FAB enterprises enjoy the incentives under the Special Economic Zone Act of 1995 or the Omnibus Investments Code of 1987. Registration as FAB enterprise is open to nationals and business enterprises of any country in any area of economic activity, except those where the Constitution limits the ownership to Filipinos or Philippine nationals. FAB enterprises, however, must not source more than 30% of its income from the Customs Territory (or the area of the Philippines outside the FAB); otherwise, all of its income shall be subject to the tax laws of the Customs Territory and customs duties and taxes must be paid for sale of articles to the Customs Territory.
It is interesting that the Board of Directors of the Authority of the Freeport Area of Bataan (AFAB) shall be composed of nine members, with two representatives from the National Government, one representative from the Province of Bataan, to be nominated by the Provincial Board, one representative from the Congressional District to be nominated by the Congressman, one representative from the Municipality of Mariveles, to be nominated by the Municipal Council, and one representative each from the domestic investors, the foreign investors and the workers working within the FAB.
It also interesting to note that the AFAB has the power to operate on its own, or to license, tourism-related enterprises, including games, gambling casinos, horse-racing, dog-racing, and other recreational and sports facilities, subject to the approval and supervision of PAGCOR.

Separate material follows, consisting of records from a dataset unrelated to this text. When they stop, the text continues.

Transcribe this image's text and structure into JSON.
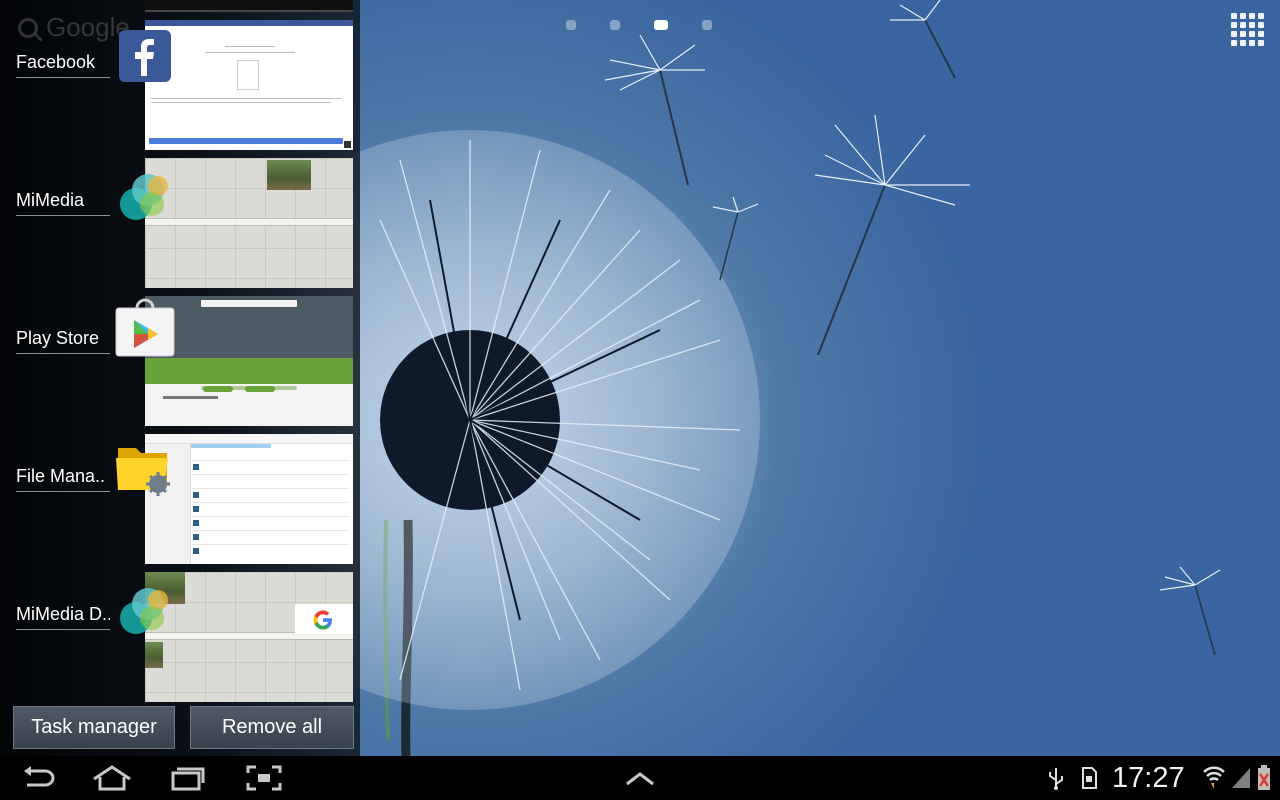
{
  "home": {
    "page_dots": [
      false,
      false,
      true,
      false
    ],
    "apps_button_icon": "apps-grid-icon",
    "wallpaper": "dandelion"
  },
  "recents": {
    "search_ghost": "Google",
    "items": [
      {
        "label": "Facebook",
        "icon": "facebook-icon"
      },
      {
        "label": "MiMedia",
        "icon": "mimedia-icon"
      },
      {
        "label": "Play Store",
        "icon": "play-store-icon"
      },
      {
        "label": "File Mana..",
        "icon": "file-manager-icon"
      },
      {
        "label": "MiMedia D..",
        "icon": "mimedia-icon"
      }
    ],
    "task_manager_label": "Task manager",
    "remove_all_label": "Remove all"
  },
  "navbar": {
    "buttons": [
      "back-icon",
      "home-icon",
      "recent-apps-icon",
      "screenshot-icon",
      "chevron-up-icon"
    ],
    "status_icons": [
      "usb-icon",
      "sd-card-icon",
      "wifi-icon",
      "signal-icon",
      "battery-icon"
    ],
    "time": "17:27"
  },
  "colors": {
    "wallpaper_blue": "#3a65a0",
    "facebook_blue": "#3b5998",
    "play_green": "#69a23a"
  }
}
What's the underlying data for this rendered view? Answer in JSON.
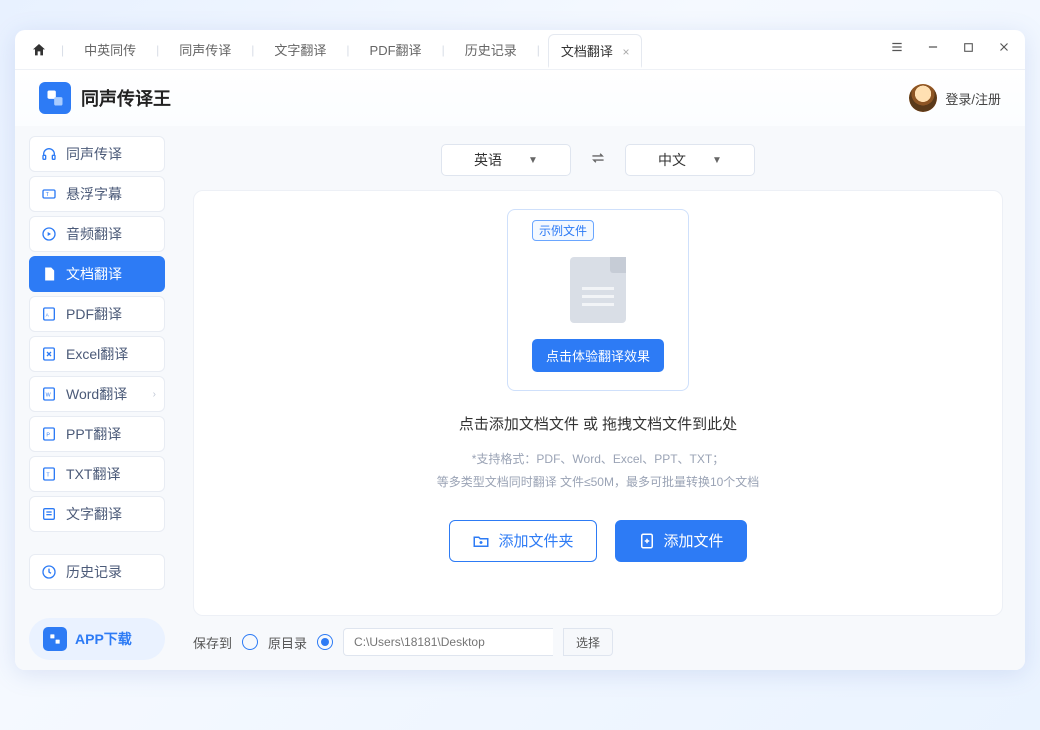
{
  "titlebar": {
    "tabs": [
      "中英同传",
      "同声传译",
      "文字翻译",
      "PDF翻译",
      "历史记录",
      "文档翻译"
    ],
    "active_index": 5
  },
  "header": {
    "app_title": "同声传译王",
    "login_label": "登录/注册"
  },
  "sidebar": {
    "items": [
      {
        "label": "同声传译",
        "icon": "headphones"
      },
      {
        "label": "悬浮字幕",
        "icon": "caption"
      },
      {
        "label": "音频翻译",
        "icon": "audio"
      },
      {
        "label": "文档翻译",
        "icon": "doc",
        "active": true
      },
      {
        "label": "PDF翻译",
        "icon": "pdf"
      },
      {
        "label": "Excel翻译",
        "icon": "excel"
      },
      {
        "label": "Word翻译",
        "icon": "word",
        "chevron": true
      },
      {
        "label": "PPT翻译",
        "icon": "ppt"
      },
      {
        "label": "TXT翻译",
        "icon": "txt"
      },
      {
        "label": "文字翻译",
        "icon": "text"
      }
    ],
    "history_label": "历史记录",
    "download_label": "APP下载"
  },
  "lang": {
    "source": "英语",
    "target": "中文"
  },
  "drop": {
    "sample_tag": "示例文件",
    "sample_btn": "点击体验翻译效果",
    "title": "点击添加文档文件 或 拖拽文档文件到此处",
    "sub1": "*支持格式：PDF、Word、Excel、PPT、TXT；",
    "sub2": "等多类型文档同时翻译 文件≤50M，最多可批量转换10个文档",
    "add_folder": "添加文件夹",
    "add_file": "添加文件"
  },
  "footer": {
    "save_to": "保存到",
    "original_dir": "原目录",
    "path_placeholder": "C:\\Users\\18181\\Desktop",
    "choose": "选择"
  }
}
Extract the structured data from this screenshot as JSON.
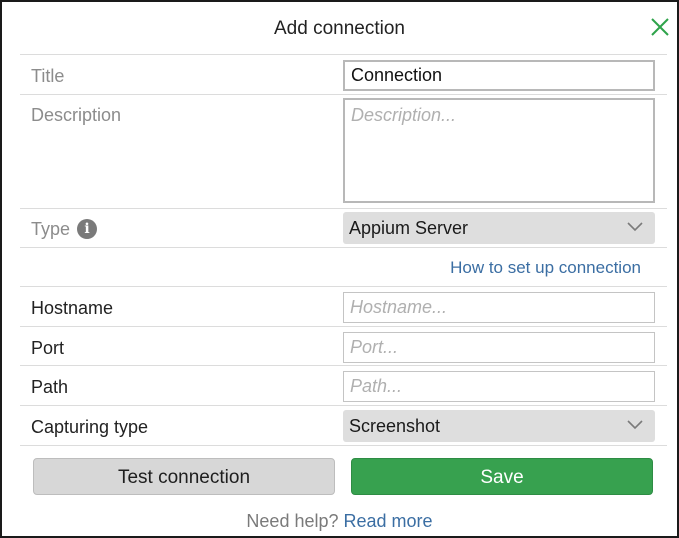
{
  "dialog": {
    "title": "Add connection",
    "close_icon": "close-icon",
    "accent_color": "#2fa34b"
  },
  "form": {
    "title": {
      "label": "Title",
      "value": "Connection"
    },
    "description": {
      "label": "Description",
      "placeholder": "Description..."
    },
    "type": {
      "label": "Type",
      "info_icon": "info-icon",
      "value": "Appium Server"
    },
    "help_link": "How to set up connection",
    "hostname": {
      "label": "Hostname",
      "placeholder": "Hostname..."
    },
    "port": {
      "label": "Port",
      "placeholder": "Port..."
    },
    "path": {
      "label": "Path",
      "placeholder": "Path..."
    },
    "capturing_type": {
      "label": "Capturing type",
      "value": "Screenshot"
    }
  },
  "buttons": {
    "test_label": "Test connection",
    "save_label": "Save",
    "save_color": "#37a14f"
  },
  "footer": {
    "text": "Need help?",
    "link": "Read more"
  }
}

The AFAB will have an authorized capital of P2 billion, to be subscribed by the National Government and paid with the lands covered by the FAB and improvements thereon and cash contribution of P500 million a year for the next five years. (It would seem that Congress did not realize that they appropriated more than the P2 billion capital provided in the law.)
With all these powers vested in the Board and with P2 billion at its disposal, it is no wonder that, according to a former member of the House of Representatives, there were more than a hundred similar bills pending in the Fourteenth Congress all seeking to make the respective districts of the congressmen freeport zones. Let’s hope that the current administration will closely scrutinize these bills.